LUIS MANUEL OTERO ALCÁNTARA MANTIENE UNA LLAMA VIVA DURANTE CUATRO HORAS EN UNA NUEVA ACCIÓN ARTÍSTICA EN MIAMI
Luis Manuel Otero Alcántara realizó una nueva acción artística en la que mantuvo una llama encendida durante cuatro horas, pasando el fuego de un fósforo a otro de manera continua y evitando que se extinguiera. La intervención, compartida en sus redes sociales y por personas cercanas, fue presentada como un gesto simbólico de resistencia, unión y esperanza después de su salida de Cuba y llegada al exilio en Estados Unidos.
La acción adquiere especial significado por el momento en que ocurre. Otero Alcántara llegó a Miami el 18 de julio de 2026 después de pasar cinco años encarcelado en Cuba, y desde entonces ha retomado públicamente su trabajo artístico y su discurso sobre el futuro de la Isla. Reuters y EFE documentaron su llegada a Estados Unidos y sus primeras declaraciones tras recuperar la libertad.
LUIS MANUEL OTERO ALCÁNTARA Y UNA LLAMA QUE NO SE APAGA
De acuerdo con las publicaciones que documentaron la acción, Otero Alcántara encendió un fósforo tras otro durante cuatro horas consecutivas. Otras personas se sumaron en distintos momentos para mantener la llama activa, convirtiendo un gesto individual en una acción colectiva.
El elemento central de la obra no fue únicamente el fuego, sino su continuidad. Cada fósforo duraba apenas unos segundos, por lo que mantener la llama exigía pasarla constantemente antes de que se extinguiera.
Esa mecánica permitió que la intervención adquiriera una lectura más amplia: una llama pequeña que solo sobrevive si alguien la recibe y la vuelve a encender. Según las publicaciones que acompañaron la acción, el fuego fue presentado como símbolo de resistencia frente a la represión, pero también como una representación de la capacidad de varias personas para sostener una misma causa.
DEL ENCARCELAMIENTO AL REGRESO AL ARTE
La acción ocurre pocas semanas después de que Otero Alcántara abandonara Cuba. El artista, cofundador del Movimiento San Isidro, fue detenido en julio de 2021 y pasó cinco años en prisión.
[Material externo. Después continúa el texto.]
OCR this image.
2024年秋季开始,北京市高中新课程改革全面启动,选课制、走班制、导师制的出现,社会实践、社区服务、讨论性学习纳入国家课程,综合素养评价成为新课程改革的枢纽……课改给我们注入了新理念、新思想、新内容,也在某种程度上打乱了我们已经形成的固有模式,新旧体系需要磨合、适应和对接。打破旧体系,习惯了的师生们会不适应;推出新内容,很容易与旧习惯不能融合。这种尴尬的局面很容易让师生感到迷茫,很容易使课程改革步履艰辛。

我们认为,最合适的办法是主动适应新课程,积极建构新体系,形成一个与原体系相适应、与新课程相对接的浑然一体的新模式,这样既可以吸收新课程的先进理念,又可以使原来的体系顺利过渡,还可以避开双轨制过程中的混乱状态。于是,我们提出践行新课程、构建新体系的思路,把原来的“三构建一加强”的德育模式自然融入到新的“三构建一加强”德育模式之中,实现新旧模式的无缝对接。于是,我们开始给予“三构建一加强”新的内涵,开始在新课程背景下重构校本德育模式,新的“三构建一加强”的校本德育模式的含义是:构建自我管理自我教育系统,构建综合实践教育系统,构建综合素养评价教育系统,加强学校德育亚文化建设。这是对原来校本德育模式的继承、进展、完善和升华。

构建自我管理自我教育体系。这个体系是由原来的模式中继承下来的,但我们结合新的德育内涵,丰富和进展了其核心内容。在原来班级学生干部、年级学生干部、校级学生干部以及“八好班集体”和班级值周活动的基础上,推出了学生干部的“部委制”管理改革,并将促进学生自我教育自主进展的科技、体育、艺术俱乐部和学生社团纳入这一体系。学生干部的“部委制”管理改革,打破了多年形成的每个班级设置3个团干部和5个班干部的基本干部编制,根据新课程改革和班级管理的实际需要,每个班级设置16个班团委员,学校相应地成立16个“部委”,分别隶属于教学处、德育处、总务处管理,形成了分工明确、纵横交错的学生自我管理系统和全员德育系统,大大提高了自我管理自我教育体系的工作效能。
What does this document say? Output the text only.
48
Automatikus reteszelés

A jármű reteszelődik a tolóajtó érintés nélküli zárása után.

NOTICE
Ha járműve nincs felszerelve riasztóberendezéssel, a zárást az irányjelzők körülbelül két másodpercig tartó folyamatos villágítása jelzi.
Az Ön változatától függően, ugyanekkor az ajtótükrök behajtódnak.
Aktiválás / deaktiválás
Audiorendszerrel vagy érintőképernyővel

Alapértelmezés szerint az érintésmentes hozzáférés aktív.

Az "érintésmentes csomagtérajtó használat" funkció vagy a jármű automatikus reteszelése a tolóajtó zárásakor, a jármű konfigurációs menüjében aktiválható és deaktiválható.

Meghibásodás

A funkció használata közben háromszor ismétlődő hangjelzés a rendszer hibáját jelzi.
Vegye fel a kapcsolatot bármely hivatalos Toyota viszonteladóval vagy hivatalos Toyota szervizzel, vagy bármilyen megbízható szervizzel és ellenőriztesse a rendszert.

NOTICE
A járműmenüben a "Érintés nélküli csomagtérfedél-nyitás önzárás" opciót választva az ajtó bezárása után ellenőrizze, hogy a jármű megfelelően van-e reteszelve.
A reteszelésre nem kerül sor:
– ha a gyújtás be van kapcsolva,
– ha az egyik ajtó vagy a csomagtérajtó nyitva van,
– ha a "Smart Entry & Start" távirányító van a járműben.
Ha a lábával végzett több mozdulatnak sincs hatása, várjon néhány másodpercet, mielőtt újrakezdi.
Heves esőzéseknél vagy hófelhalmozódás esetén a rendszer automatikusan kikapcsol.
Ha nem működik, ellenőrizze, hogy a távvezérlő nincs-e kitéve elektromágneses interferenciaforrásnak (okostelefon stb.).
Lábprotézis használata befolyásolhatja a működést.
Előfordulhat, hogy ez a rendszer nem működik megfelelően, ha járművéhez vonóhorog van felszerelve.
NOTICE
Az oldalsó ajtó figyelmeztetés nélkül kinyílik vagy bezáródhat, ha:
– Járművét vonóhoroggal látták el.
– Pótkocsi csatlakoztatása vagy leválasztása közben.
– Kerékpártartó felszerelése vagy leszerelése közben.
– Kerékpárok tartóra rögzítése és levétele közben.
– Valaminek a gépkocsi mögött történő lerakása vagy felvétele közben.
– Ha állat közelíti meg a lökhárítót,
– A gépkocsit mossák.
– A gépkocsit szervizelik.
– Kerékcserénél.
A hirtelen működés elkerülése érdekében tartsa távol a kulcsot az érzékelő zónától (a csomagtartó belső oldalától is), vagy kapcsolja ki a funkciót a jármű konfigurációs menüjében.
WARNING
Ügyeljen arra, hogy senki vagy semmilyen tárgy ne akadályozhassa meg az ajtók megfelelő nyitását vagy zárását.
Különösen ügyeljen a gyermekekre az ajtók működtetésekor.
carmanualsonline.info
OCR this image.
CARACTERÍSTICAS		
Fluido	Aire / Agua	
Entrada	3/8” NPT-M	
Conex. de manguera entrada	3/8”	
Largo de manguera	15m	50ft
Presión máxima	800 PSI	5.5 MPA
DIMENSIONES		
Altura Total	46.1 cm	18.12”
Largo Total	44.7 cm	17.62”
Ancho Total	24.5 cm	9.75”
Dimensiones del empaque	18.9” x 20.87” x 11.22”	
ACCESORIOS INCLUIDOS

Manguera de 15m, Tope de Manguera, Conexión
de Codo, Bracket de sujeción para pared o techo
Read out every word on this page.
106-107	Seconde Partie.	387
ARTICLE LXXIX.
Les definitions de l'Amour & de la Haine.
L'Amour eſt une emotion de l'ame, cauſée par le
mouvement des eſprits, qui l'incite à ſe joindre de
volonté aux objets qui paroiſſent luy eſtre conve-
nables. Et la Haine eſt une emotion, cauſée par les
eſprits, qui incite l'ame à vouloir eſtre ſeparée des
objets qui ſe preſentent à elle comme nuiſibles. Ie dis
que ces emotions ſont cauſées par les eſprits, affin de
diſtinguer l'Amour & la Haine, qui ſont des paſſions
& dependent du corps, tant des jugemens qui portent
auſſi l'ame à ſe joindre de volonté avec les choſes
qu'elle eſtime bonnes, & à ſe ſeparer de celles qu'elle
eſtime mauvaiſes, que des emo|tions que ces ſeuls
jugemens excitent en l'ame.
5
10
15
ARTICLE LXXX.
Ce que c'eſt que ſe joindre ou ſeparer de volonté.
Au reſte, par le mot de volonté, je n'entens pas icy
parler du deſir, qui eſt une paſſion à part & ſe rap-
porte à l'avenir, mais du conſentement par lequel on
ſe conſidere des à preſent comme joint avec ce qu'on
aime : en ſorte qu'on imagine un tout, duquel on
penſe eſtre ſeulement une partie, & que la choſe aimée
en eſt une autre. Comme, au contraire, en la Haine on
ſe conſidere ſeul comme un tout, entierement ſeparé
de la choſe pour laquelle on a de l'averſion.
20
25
Reuters informó que había sido condenado por delitos que incluían ultraje a los símbolos nacionales, desacato y desórdenes públicos, mientras organizaciones internacionales y gobiernos extranjeros cuestionaron durante años su encarcelamiento.
Tras llegar a Miami, Otero Alcántara afirmó que continuaría trabajando por una Cuba libre y sostuvo que el futuro del país depende también de los propios cubanos. En sus primeras declaraciones públicas insistió en la necesidad de mantener la atención sobre los presos políticos que continúan encarcelados en la Isla.
Su regreso al performance tiene, por tanto, una dimensión que va más allá de una simple actividad artística. Después de años en los que su obra estuvo directamente vinculada a su enfrentamiento con las autoridades cubanas, el artista retoma en el exilio uno de los lenguajes que lo convirtió en una de las figuras más conocidas del arte contestatario cubano.
EL SIGNIFICADO DE LA ACCIÓN ARTÍSTICA
En este caso, la lectura simbólica de la obra está vinculada a tres elementos: el fuego, el tiempo y la participación colectiva. Una llama que depende permanentemente de otro fósforo puede interpretarse como una metáfora de continuidad, mientras la intervención de varias personas introduce la idea de que esa continuidad no depende únicamente de un individuo.
Las publicaciones difundidas alrededor de la acción la describen precisamente como un símbolo de unión y resistencia. Sin embargo, conviene diferenciar esa interpretación del hecho material: lo verificable es que Otero Alcántara realizó la acción y mantuvo la llama mediante una sucesión de fósforos; el significado político y emocional forma parte de la lectura artística expresada por quienes documentaron el performance.
La pieza también muestra cómo Otero Alcántara continúa utilizando objetos cotidianos y acciones aparentemente simples para construir mensajes políticos. En lugar de una gran escenografía, el centro de la obra fue algo tan elemental como un fósforo, convertido durante cuatro horas en una representación de persistencia.
Para una figura que acaba de salir de cinco años de prisión, esa elección difícilmente pasa inadvertida. La llama puede apagarse en segundos, pero la obra plantea que mientras exista alguien dispuesto a recibirla, también existe la posibilidad de mantenerla viva.